Why you need that insurance
If you belong to a medical scheme you may well wonder why you need to buy gap cover insurance as well.
Schemes reimburse doctors and other healthcare providers at different rates. If the rate at which your scheme pays does not match the rate your provider charges, you will be liable for the difference — and this, in the case of expensive hospital procedures or cancer treatments, can be large.
Marco Fonto, MD of gap cover provider Stratum Benefits, says recent claims included:
About R94 000 out of almost R157 000 that a neurosurgeon, orthopaedic surgeon and anaesthetist charged for a member’s spinal fusion operation;
About R8 300 of a R12 600 account from a gynaecologist and anaesthetist for a caesarean delivery; and
About R20 000 for a member who had two lung infections, a knee procedure and a colonoscopy in one year.
Jill Larkin, the head of GTC Healthcare Consulting, says as a medical scheme member you may think you are covered because your scheme pays specialists who treat you in hospital at 100% of the scheme rate.
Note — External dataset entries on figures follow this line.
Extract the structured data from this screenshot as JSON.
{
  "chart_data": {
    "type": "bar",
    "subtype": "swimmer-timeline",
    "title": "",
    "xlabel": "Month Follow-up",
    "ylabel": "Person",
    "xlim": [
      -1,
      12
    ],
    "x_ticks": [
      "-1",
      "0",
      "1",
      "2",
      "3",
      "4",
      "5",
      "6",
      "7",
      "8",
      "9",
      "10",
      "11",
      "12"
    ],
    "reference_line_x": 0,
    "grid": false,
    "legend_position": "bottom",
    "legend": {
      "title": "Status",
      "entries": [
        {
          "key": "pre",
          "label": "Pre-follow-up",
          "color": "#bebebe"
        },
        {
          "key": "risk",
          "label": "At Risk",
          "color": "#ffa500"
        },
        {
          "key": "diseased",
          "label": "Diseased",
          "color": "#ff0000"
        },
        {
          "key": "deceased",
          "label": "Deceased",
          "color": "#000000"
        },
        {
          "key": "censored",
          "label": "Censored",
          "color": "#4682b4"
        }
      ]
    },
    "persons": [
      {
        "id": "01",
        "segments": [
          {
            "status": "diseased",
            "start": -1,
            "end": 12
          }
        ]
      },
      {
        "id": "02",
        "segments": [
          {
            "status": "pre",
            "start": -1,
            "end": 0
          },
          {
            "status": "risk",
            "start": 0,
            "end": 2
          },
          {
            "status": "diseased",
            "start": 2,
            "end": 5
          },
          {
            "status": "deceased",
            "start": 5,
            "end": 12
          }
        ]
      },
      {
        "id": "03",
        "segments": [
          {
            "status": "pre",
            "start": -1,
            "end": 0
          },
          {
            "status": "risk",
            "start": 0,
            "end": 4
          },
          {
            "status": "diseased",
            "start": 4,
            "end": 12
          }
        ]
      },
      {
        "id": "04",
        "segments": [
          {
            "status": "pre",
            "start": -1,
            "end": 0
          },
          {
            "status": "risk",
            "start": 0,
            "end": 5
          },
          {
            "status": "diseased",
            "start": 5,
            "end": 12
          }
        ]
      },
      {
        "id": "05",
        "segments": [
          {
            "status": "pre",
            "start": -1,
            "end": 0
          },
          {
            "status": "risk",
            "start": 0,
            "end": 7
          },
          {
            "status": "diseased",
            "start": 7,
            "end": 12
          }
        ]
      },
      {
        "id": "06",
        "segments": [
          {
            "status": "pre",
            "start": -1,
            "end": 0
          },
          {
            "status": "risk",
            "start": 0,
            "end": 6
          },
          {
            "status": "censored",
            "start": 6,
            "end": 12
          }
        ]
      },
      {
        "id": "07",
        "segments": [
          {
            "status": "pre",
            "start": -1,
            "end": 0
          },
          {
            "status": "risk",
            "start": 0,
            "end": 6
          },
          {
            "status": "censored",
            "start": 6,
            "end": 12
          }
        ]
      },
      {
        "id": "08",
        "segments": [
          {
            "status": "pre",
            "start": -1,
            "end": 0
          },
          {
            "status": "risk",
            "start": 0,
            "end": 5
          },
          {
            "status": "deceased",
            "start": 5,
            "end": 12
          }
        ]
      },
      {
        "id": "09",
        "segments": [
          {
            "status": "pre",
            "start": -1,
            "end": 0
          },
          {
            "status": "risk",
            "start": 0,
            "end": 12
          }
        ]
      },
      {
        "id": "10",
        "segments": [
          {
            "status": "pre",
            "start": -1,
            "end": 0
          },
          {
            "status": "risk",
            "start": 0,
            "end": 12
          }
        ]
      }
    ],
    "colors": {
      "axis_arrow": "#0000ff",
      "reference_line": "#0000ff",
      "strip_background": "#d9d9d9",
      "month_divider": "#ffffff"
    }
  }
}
But this rate does not mean the scheme will pay 100% of what the doctor charges.
Since 2006 there have been no guideline tariffs for doctors and other healthcare providers. Schemes draw up their own reimbursement rates, often based on the 2006 guideline tariffs adjusted for inflation, but doctors, especially specialists whose services are scarce and in demand, set their own rates that can be as much as five or six times what your scheme pays.